In the proposal Thursday, Prime Minister Alexis Tsipras asked for a bailout totaling 53.5 billion euros, or about $59 billion, to help make good on a litany of upcoming debt repayments -- crucially, a 3.5 billion euro payment to the European Central Bank due July 20. Eurozone finance ministers are scheduled to vote on the proposal Saturday.
In return, Greece’s leadership has promised to make wide-ranging reforms to its value-added tax system, continue privatizing government holdings and shake up labor laws. Tsipras sought a higher corporate tax rate and made concessions around phasing out a contentious tax preference to Greece’s islands.
Pensioners May Bear The Burden
But the loans will come with cuts in government spending that many in Greece’s government have previously deemed unconscionable. Pensioners would be asked to shoulder much of the burden, contribute more to their health costs and surrende popular top-up benefit additions.

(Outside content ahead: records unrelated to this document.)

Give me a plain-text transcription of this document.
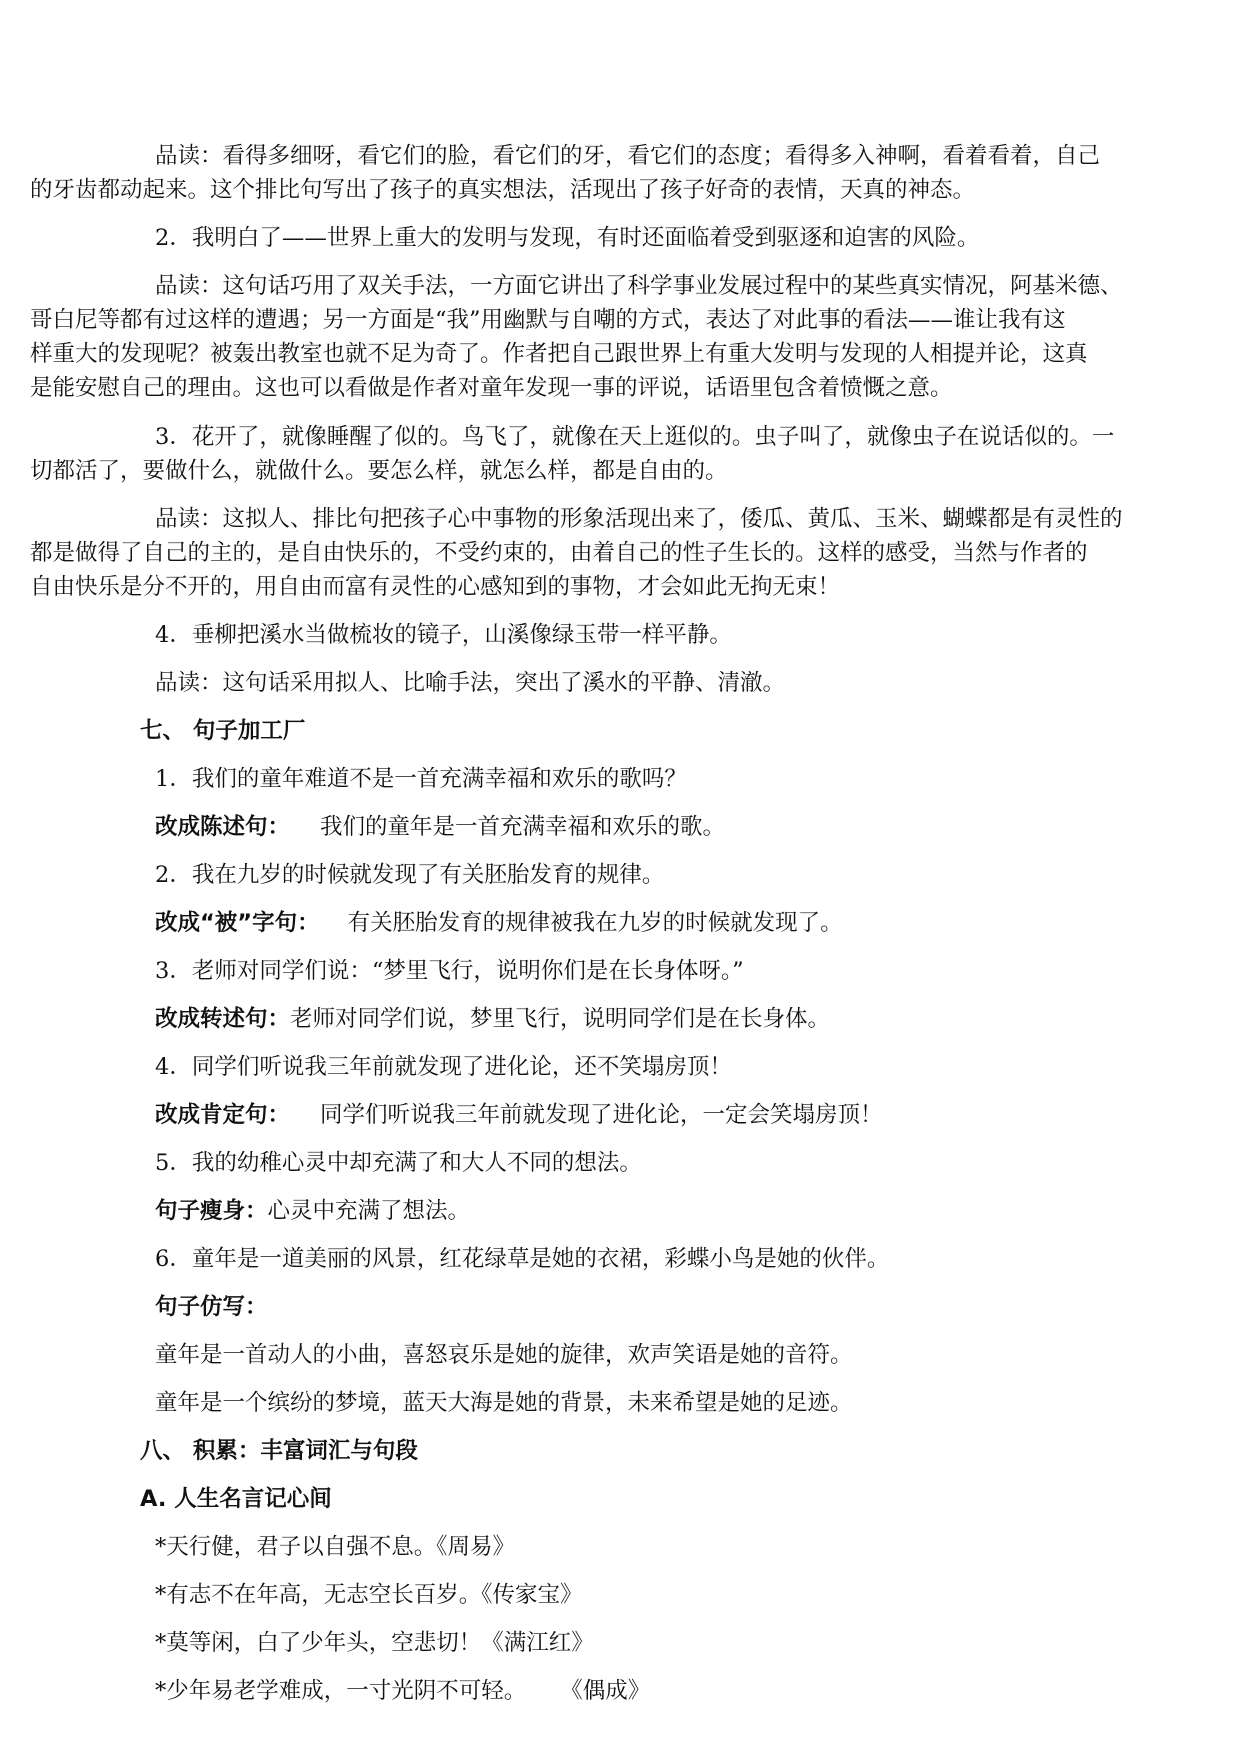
品读：看得多细呀，看它们的脸，看它们的牙，看它们的态度；看得多入神啊，看着看着，自己

的牙齿都动起来。这个排比句写出了孩子的真实想法，活现出了孩子好奇的表情，天真的神态。

2．我明白了——世界上重大的发明与发现，有时还面临着受到驱逐和迫害的风险。

品读：这句话巧用了双关手法，一方面它讲出了科学事业发展过程中的某些真实情况，阿基米德、

哥白尼等都有过这样的遭遇；另一方面是“我”用幽默与自嘲的方式，表达了对此事的看法——谁让我有这

样重大的发现呢？被轰出教室也就不足为奇了。作者把自己跟世界上有重大发明与发现的人相提并论，这真

是能安慰自己的理由。这也可以看做是作者对童年发现一事的评说，话语里包含着愤慨之意。

3．花开了，就像睡醒了似的。鸟飞了，就像在天上逛似的。虫子叫了，就像虫子在说话似的。一

切都活了，要做什么，就做什么。要怎么样，就怎么样，都是自由的。

品读：这拟人、排比句把孩子心中事物的形象活现出来了，倭瓜、黄瓜、玉米、蝴蝶都是有灵性的

都是做得了自己的主的，是自由快乐的，不受约束的，由着自己的性子生长的。这样的感受，当然与作者的

自由快乐是分不开的，用自由而富有灵性的心感知到的事物，才会如此无拘无束！

4．垂柳把溪水当做梳妆的镜子，山溪像绿玉带一样平静。

品读：这句话采用拟人、比喻手法，突出了溪水的平静、清澈。

七、 句子加工厂

1．我们的童年难道不是一首充满幸福和欢乐的歌吗？

改成陈述句： 我们的童年是一首充满幸福和欢乐的歌。

2．我在九岁的时候就发现了有关胚胎发育的规律。

改成“被”字句： 有关胚胎发育的规律被我在九岁的时候就发现了。

3．老师对同学们说：“梦里飞行，说明你们是在长身体呀。”

改成转述句：老师对同学们说，梦里飞行，说明同学们是在长身体。

4．同学们听说我三年前就发现了进化论，还不笑塌房顶！

改成肯定句： 同学们听说我三年前就发现了进化论，一定会笑塌房顶！

5．我的幼稚心灵中却充满了和大人不同的想法。

句子瘦身：心灵中充满了想法。

6．童年是一道美丽的风景，红花绿草是她的衣裙，彩蝶小鸟是她的伙伴。

句子仿写：

童年是一首动人的小曲，喜怒哀乐是她的旋律，欢声笑语是她的音符。

童年是一个缤纷的梦境，蓝天大海是她的背景，未来希望是她的足迹。

八、 积累：丰富词汇与句段

A. 人生名言记心间

*天行健，君子以自强不息。《周易》

*有志不在年高，无志空长百岁。《传家宝》

*莫等闲，白了少年头，空悲切！《满江红》

*少年易老学难成，一寸光阴不可轻。 《偶成》
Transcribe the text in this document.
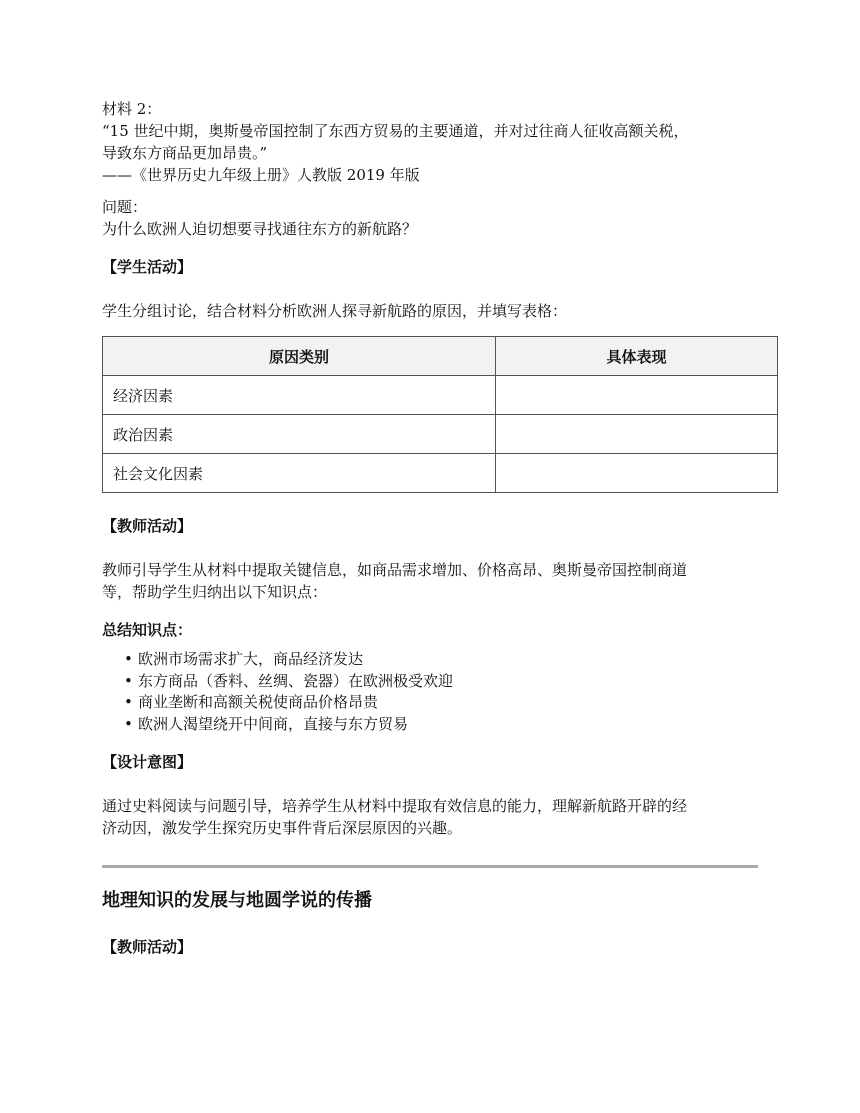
材料 2：

“15 世纪中期，奥斯曼帝国控制了东西方贸易的主要通道，并对过往商人征收高额关税，

导致东方商品更加昂贵。”

——《世界历史九年级上册》人教版 2019 年版

问题：

为什么欧洲人迫切想要寻找通往东方的新航路？

【学生活动】

学生分组讨论，结合材料分析欧洲人探寻新航路的原因，并填写表格：

原因类别	具体表现
经济因素	
政治因素	
社会文化因素	

【教师活动】

教师引导学生从材料中提取关键信息，如商品需求增加、价格高昂、奥斯曼帝国控制商道

等，帮助学生归纳出以下知识点：

总结知识点：

• 欧洲市场需求扩大，商品经济发达
• 东方商品（香料、丝绸、瓷器）在欧洲极受欢迎
• 商业垄断和高额关税使商品价格昂贵
• 欧洲人渴望绕开中间商，直接与东方贸易

【设计意图】

通过史料阅读与问题引导，培养学生从材料中提取有效信息的能力，理解新航路开辟的经

济动因，激发学生探究历史事件背后深层原因的兴趣。

地理知识的发展与地圆学说的传播

【教师活动】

Overall, Greece would need to see a primary surplus -- tax revenues minus spending, ignoring interest payments -- of 3.5 percent by 2018, scaling up from 1 percent in 2015.
Bosworth says that’s a tall order for an economy that’s currently in deep distress and struggling to provide sufficient tax revenue. “It’s asking the impossible of the government.”

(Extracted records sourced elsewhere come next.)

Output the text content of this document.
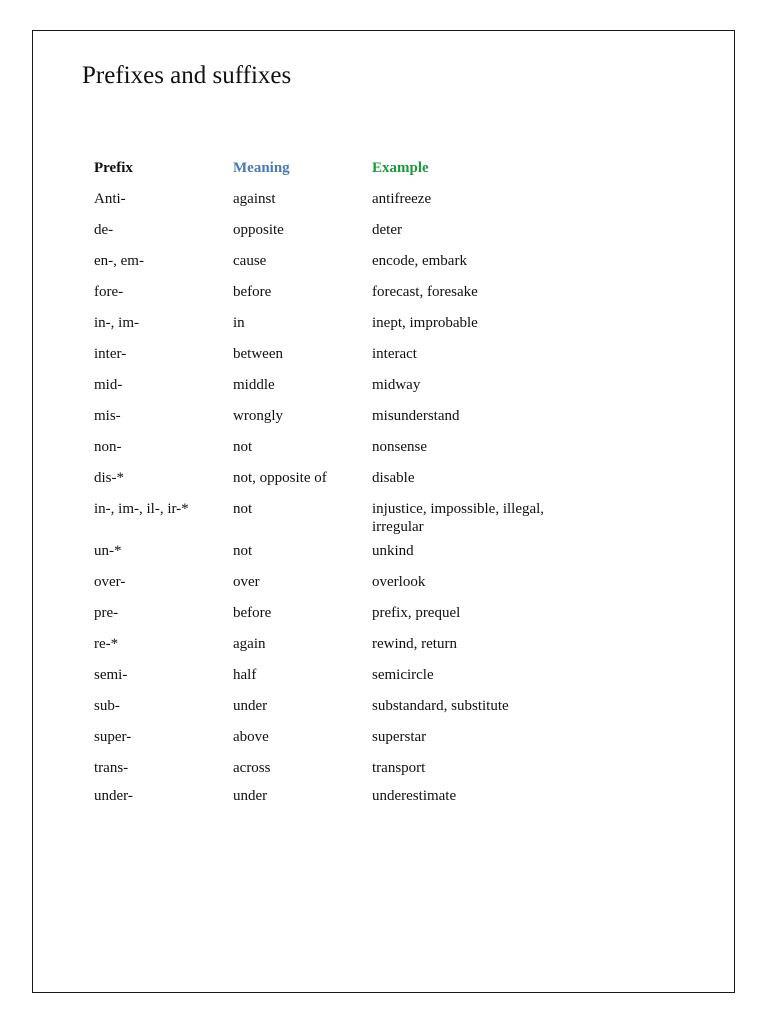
Prefixes and suffixes
Prefix	Meaning	Example
Anti-	against	antifreeze
de-	opposite	deter
en-, em-	cause	encode, embark
fore-	before	forecast, foresake
in-, im-	in	inept, improbable
inter-	between	interact
mid-	middle	midway
mis-	wrongly	misunderstand
non-	not	nonsense
dis-*	not, opposite of	disable
in-, im-, il-, ir-*	not	injustice, impossible, illegal, irregular
un-*	not	unkind
over-	over	overlook
pre-	before	prefix, prequel
re-*	again	rewind, return
semi-	half	semicircle
sub-	under	substandard, substitute
super-	above	superstar
trans-	across	transport
under-	under	underestimate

In May, industrial production fell a dramatic 4 percent. A quarter of Greeks remain unemployed, with youth joblessness hovering around 50 percent.
Though Greece's public sector was indeed bloated relative to its neighbors, many economists have blamed previous bouts of austerity measures for the grinding recession. As government spending fell and public-sector payrolls shrank by hundreds of thousands of workers, private industry has been unable to pick up the slack. While the reforms under consideration would bring in billions in additional tax revenue, they would continue the trend of deepening austerity.

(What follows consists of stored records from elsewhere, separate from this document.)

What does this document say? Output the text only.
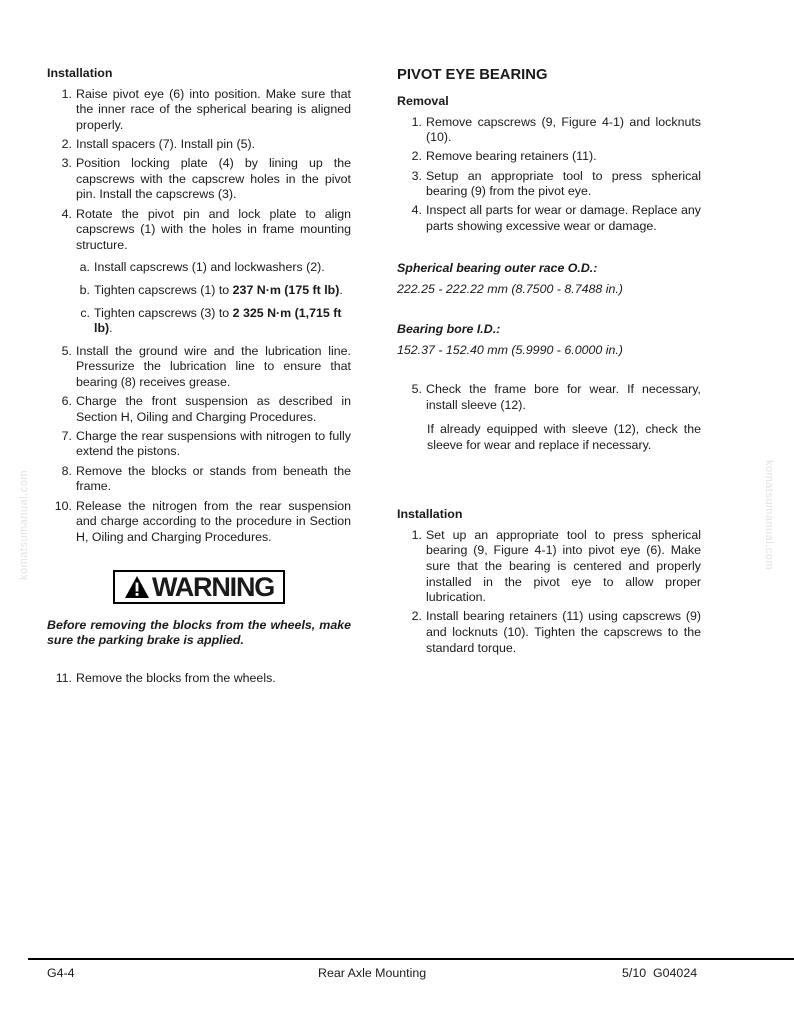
komatsumanual.com	komatsumanual.com

Installation

1. Raise pivot eye (6) into position. Make sure that the inner race of the spherical bearing is aligned properly.
2. Install spacers (7). Install pin (5).
3. Position locking plate (4) by lining up the capscrews with the capscrew holes in the pivot pin. Install the capscrews (3).
4. Rotate the pivot pin and lock plate to align capscrews (1) with the holes in frame mounting structure.
a. Install capscrews (1) and lockwashers (2).
b. Tighten capscrews (1) to 237 N·m (175 ft lb).
c. Tighten capscrews (3) to 2 325 N·m (1,715 ft lb).
5. Install the ground wire and the lubrication line. Pressurize the lubrication line to ensure that bearing (8) receives grease.
6. Charge the front suspension as described in Section H, Oiling and Charging Procedures.
7. Charge the rear suspensions with nitrogen to fully extend the pistons.
8. Remove the blocks or stands from beneath the frame.
10. Release the nitrogen from the rear suspension and charge according to the procedure in Section H, Oiling and Charging Procedures.
WARNING

Before removing the blocks from the wheels, make sure the parking brake is applied.

11. Remove the blocks from the wheels.

PIVOT EYE BEARING

Removal

1. Remove capscrews (9, Figure 4-1) and locknuts (10).
2. Remove bearing retainers (11).
3. Setup an appropriate tool to press spherical bearing (9) from the pivot eye.
4. Inspect all parts for wear or damage. Replace any parts showing excessive wear or damage.

Spherical bearing outer race O.D.:

222.25 - 222.22 mm (8.7500 - 8.7488 in.)

Bearing bore I.D.:

152.37 - 152.40 mm (5.9990 - 6.0000 in.)

5. Check the frame bore for wear. If necessary, install sleeve (12).

If already equipped with sleeve (12), check the sleeve for wear and replace if necessary.

Installation

1. Set up an appropriate tool to press spherical bearing (9, Figure 4-1) into pivot eye (6). Make sure that the bearing is centered and properly installed in the pivot eye to allow proper lubrication.
2. Install bearing retainers (11) using capscrews (9) and locknuts (10). Tighten the capscrews to the standard torque.
G4-4	Rear Axle Mounting	5/10 G04024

In the past, creditors’ expectations of economic rebound amid fiscal tightening have been dashed by reality. The International Monetary Fund, for example, predicted that Greece would see positive GDP growth in 2012 following the first eurozone bailout. Economy output dropped 7 percent that year.
Nothing Short Of A 180-Degree Turn
What makes this time around different is yet to be seen. The Greek economy will have to turn 180 degrees by 2018 for the government to be able to see a healthy 3.5 percent surplus without having to further slash social spending.
Further weighing down the economy is the Greek banking system, which has been on lockdown following capital controls instituted by the government last week. Chock-full of nonperforming consumer loans and bad government debt, Greek banks have been unable to spur business.
“You have to find a way for the Greek economy to function and you need a financial system to do that,” Bosworth says.
On Friday, it emerged that even with a deal, Greek banks will need further life support. Another 10 billion to 14 billion euros would be required to keep the financial system breathing, Reuters reported.
In all, hopes in the near term are tempered by long-term desperation. If a deal is reached, the 320 billion-euro debt currently on the books will continue to weigh on Greece, with issues maturing month after month.
In the proposal, Tsipras requested a discussion of debt "reprofiling" for loans due after 2022. Pushing those payments back would be key to putting Greece back on its feet, Bosworth says. “Everybody agrees there’s no way the debt is repayable. It’s just a question of how the debt will be refinanced.”